40. Tutto ciò precisato, una volta accertata nel caso di specie la legittimità dell’esclusione dalla gara della Tekneko, rispetto alle ulteriori determinazioni assunte dall’Ambito territoriale ottimale la concorrente in questione si trova in una posizione di assoluta indifferenza e dunque in quella del quisque de populo, che non la abilita a formulare motivi di impugnazione in sede giurisdizionale. La
situazione descritta è analoga a quella del concorrente che a tale procedura non abbia mai partecipato, in virtù dell’effetto retroattivo di tale accertamento.
41. Secondo la Corte di giustizia dell’UE una simile preclusione non è contraria al diritto eurounitario sulle procedure di affidamento di contratti pubblici ed in particolare al principio del ricorso “efficace” ed “accessibile” a chiunque abbia interesse a contestarne l’aggiudicazione, sancito dall’art. 1, paragrafi 1 e 3, della direttiva 89/665/CEE del Consiglio, del 21 dicembre 1989 (che coordina le disposizioni legislative, regolamentari e amministrative relative all’applicazione delle procedure di ricorso in materia di aggiudicazione degli appalti pubblici di forniture e di lavori). Ciò è stato in particolare affermato nella sentenza 21 dicembre 2016, in causa C-355/15, GesmbH, sopra citata.
42. La pronuncia in questione della Corte di giustizia dell’UE ha precisato che una situazione del genere si distingue da quelle esaminate nei propri precedenti di cui alle sentenze Fastweb e Puligienica, per il fondamentale rilievo che «in tali due cause ciascuno degli offerenti contestava la regolarità dell’offerta dell’altro nell’ambito di un solo ed unico procedimento di ricorso avverso la decisione di aggiudicazione dell’appalto, ciascuno vantando un analogo legittimo interesse all’esclusione dell’altrui offerta e dette contestazioni potendo indurre l’amministrazione aggiudicatrice a constatare l’impossibilità di procedere alla selezione di un’offerta regolare», mentre in quello di cui alla sentenza GesmbH «il gruppo ha depositato un ricorso, in primo luogo, avverso la decisione di esclusione adottata nei propri confronti e, in secondo luogo, avverso la decisione di aggiudicazione dell’appalto ed è nell’ambito del secondo ricorso che esso invoca l’irregolarità dell’offerta dell’aggiudicataria» (§ 32).
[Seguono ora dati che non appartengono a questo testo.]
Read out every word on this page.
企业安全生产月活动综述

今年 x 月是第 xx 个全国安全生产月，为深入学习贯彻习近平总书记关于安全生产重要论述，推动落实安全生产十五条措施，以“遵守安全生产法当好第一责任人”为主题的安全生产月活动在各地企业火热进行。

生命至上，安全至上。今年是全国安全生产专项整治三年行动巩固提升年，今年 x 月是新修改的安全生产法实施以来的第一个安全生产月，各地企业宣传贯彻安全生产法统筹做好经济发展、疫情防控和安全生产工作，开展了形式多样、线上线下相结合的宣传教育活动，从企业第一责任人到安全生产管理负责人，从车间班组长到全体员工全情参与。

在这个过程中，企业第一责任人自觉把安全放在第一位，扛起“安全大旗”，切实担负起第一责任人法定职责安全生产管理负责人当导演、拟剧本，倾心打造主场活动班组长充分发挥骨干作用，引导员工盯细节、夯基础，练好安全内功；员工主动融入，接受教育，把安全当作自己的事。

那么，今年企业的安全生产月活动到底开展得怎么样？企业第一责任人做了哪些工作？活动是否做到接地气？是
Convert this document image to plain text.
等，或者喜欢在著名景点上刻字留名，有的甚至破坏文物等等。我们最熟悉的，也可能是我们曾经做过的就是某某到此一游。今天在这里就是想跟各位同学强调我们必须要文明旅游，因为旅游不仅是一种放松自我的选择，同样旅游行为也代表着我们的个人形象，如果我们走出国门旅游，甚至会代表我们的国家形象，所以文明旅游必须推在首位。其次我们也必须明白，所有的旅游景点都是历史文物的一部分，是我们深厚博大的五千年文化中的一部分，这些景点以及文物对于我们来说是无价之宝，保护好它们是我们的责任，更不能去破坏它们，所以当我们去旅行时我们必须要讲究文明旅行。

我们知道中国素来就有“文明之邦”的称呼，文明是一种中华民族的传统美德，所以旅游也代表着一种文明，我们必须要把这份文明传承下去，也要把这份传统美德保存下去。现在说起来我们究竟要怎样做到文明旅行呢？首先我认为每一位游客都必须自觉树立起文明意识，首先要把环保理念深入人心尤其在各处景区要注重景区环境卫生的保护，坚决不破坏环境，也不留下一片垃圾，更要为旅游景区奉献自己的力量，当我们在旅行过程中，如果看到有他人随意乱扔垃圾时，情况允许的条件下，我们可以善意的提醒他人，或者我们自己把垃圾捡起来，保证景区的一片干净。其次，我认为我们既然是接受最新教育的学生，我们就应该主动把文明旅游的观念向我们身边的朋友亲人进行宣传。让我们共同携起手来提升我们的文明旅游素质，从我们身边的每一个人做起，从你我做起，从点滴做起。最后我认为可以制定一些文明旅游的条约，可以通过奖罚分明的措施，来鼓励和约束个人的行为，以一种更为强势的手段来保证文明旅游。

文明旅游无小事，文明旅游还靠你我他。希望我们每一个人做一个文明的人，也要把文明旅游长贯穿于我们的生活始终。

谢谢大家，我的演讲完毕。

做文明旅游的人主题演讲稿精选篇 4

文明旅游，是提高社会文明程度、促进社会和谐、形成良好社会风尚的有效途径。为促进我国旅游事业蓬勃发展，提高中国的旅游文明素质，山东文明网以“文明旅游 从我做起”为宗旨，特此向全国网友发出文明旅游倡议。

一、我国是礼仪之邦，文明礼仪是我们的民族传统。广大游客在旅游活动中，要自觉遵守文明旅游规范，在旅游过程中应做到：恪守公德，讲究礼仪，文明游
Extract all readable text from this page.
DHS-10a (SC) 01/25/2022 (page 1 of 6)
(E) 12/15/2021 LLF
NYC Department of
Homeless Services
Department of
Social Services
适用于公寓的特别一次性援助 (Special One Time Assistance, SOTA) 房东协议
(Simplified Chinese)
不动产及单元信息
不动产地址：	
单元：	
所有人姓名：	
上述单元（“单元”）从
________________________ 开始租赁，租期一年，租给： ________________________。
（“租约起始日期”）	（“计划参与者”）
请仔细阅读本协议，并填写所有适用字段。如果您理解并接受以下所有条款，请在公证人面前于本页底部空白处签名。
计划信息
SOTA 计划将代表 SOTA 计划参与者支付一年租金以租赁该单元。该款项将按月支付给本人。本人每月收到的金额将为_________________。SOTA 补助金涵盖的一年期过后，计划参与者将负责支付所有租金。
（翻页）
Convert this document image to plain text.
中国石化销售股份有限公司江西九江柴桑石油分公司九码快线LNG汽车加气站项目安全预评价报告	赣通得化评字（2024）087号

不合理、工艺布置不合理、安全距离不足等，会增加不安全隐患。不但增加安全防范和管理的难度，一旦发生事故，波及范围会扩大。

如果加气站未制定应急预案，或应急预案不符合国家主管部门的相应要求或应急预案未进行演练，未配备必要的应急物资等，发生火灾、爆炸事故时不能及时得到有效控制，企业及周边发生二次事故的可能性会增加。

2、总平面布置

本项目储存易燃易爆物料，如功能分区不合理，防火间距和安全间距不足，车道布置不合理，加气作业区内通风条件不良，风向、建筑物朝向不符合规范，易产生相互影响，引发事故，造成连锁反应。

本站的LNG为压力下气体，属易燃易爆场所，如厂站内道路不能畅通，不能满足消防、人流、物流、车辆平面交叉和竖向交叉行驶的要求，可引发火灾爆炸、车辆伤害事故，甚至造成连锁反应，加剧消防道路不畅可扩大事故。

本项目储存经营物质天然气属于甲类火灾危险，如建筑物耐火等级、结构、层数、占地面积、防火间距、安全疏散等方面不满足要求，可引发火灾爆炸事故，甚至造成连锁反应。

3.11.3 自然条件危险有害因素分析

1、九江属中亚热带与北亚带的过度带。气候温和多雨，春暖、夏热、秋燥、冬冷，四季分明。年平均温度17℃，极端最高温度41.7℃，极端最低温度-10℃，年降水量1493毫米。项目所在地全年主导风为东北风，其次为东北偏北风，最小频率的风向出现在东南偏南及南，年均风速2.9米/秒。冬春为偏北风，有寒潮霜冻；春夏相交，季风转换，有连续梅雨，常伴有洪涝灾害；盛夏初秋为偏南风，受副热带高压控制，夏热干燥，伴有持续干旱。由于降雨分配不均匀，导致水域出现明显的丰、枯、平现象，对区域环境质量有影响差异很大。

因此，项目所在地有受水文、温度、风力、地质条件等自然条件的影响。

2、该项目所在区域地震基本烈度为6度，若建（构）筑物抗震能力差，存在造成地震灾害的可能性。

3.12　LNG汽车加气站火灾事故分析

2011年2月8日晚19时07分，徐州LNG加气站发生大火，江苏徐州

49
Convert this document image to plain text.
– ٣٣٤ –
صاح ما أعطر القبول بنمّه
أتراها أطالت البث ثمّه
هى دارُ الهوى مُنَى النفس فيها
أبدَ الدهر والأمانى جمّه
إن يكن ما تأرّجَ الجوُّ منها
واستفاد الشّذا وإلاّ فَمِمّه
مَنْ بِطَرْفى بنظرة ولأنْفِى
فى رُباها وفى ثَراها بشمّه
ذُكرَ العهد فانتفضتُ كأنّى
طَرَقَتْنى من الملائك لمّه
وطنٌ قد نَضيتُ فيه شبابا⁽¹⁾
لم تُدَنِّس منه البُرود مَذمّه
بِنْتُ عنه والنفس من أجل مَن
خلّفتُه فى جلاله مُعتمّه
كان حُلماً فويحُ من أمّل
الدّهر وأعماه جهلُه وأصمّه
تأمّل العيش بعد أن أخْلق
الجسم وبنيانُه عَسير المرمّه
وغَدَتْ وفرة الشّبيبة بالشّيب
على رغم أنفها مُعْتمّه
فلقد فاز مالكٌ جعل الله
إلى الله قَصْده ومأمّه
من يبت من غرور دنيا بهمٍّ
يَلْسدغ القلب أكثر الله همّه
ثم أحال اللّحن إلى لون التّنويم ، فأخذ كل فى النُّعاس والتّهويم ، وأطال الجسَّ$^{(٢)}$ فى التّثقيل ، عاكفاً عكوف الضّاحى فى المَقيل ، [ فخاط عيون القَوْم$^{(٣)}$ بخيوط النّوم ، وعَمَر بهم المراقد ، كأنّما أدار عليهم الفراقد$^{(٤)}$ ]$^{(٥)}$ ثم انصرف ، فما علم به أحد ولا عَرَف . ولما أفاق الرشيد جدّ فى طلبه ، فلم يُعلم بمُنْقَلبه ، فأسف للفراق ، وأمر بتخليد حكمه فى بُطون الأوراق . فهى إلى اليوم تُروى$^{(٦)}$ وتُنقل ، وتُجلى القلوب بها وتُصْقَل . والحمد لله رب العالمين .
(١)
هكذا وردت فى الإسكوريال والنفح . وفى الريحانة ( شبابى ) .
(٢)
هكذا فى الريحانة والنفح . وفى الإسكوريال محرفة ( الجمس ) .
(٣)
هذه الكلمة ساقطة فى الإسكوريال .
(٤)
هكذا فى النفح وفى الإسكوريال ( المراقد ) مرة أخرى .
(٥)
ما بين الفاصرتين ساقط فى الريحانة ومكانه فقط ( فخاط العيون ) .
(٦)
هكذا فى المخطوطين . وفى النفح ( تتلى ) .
Sul punto la Corte di giustizia ha specificato che ai sensi del sopra citato art. 1, paragrafo 3, nonché dell’art. 2 bis della direttiva 89/665, l’esercizio di ricorsi efficaci in materia di procedure di affidamento di contratti pubblici è consentita «ad ogni partecipante
escluso», anche nei confronti della successiva aggiudicazione, «fintantoché detta contestazione è pendente» (§ 34).
43. Proprio quest’ultima condizione è mancante nel caso di specie, come in quello deciso dalla Corte di giustizia, mentre vi ricorreva nella diversa fattispecie esaminate dal giudice nazionale non solo nelle sentenze Fastweb e Puligienica, ma anche nella sentenza 10 maggio 2017, C-131/16, Archus, pure richiamata dalla Cassazione nella sentenza del 29 dicembre 2017, n. 31226, in precedenza esaminata (nella fattispecie oggetto della sentenza Archus non vi era infatti stato alcun provvedimento di esclusione divenuto definitivo).
44. Peraltro, la tesi contraria affermata dalla Corte di Cassazione conduce a configurare il giudizio di impugnazione di atti delle procedure di affidamento di contratti pubblici come un’ipotesi di giurisdizione di diritto oggettivo in assenza di una base normativa. Per contro, sulla generale natura di giurisdizione di diritto soggettivo del processo amministrativo si è espressa l’Adunanza plenaria di questo Consiglio di Stato, con sentenza 13 aprile 2015, n. 4, che con specifico riguardo al contenzioso sui contratti pubblici ha fatto richiamo al solo potere del giudice di modulazione degli effetti della dichiarazione di inefficacia del contratto, ai sensi degli artt. 121 e 122 Cod. proc. amm., quale ipotesi specifica rientrante nei «limitati ambiti» di giurisdizione di diritto oggettivo (§ 3 della parte “in diritto”).
44. Pertanto, laddove il presente giudizio dovesse estendersi alle questioni concernenti la partecipazione alla gara del raggruppamento temporaneo aggiudicatario, formato dalla Monteco e dal Consorzio Nazionale Servizi, dedotte dalla ricorrente Tekneko, si potrebbe pervenire ad una pronuncia di accertamento di una causa di esclusione del medesimo concorrente aggiudicatario, senza che a ciò consegua alcun utile per la parte ricorrente, poiché a sua volta già esclusa dalla gara.
All’obiezione secondo cui una simile pronuncia soddisferebbe l’interesse strumentale alla rinnovazione della procedura di affidamento – in linea con l’orientamento della Corte di giustizia nella più volte citate sentenze Fastweb, Puligienica e Archus, deve tuttavia ribadirsi, per un verso, che l’interesse strumentale non sana la carenza di legittimazione ad agire in giudizio, quale condizione dell’azione avente carattere pregiudiziale rispetto alla prima, e per altro verso deve affermarsi che tale interesse può essere soddisfatto sollecitando il potere di autotutela decisoria dell’amministrazione, autonomo rispetto all’esito del presente contenzioso ”.
Emerge in definitiva che le censure dedotte da Tekneko sono state diffusamente esaminate e decise dalla sentenza di cui si chiede la revocazione e costituiscono proprio uno dei punti controversi su cui si è incentrata la decisione.
Ne segue l’inammissibilità del ricorso.
Le spese di giudizio seguono la soccombenza e si liquidano come in dispositivo.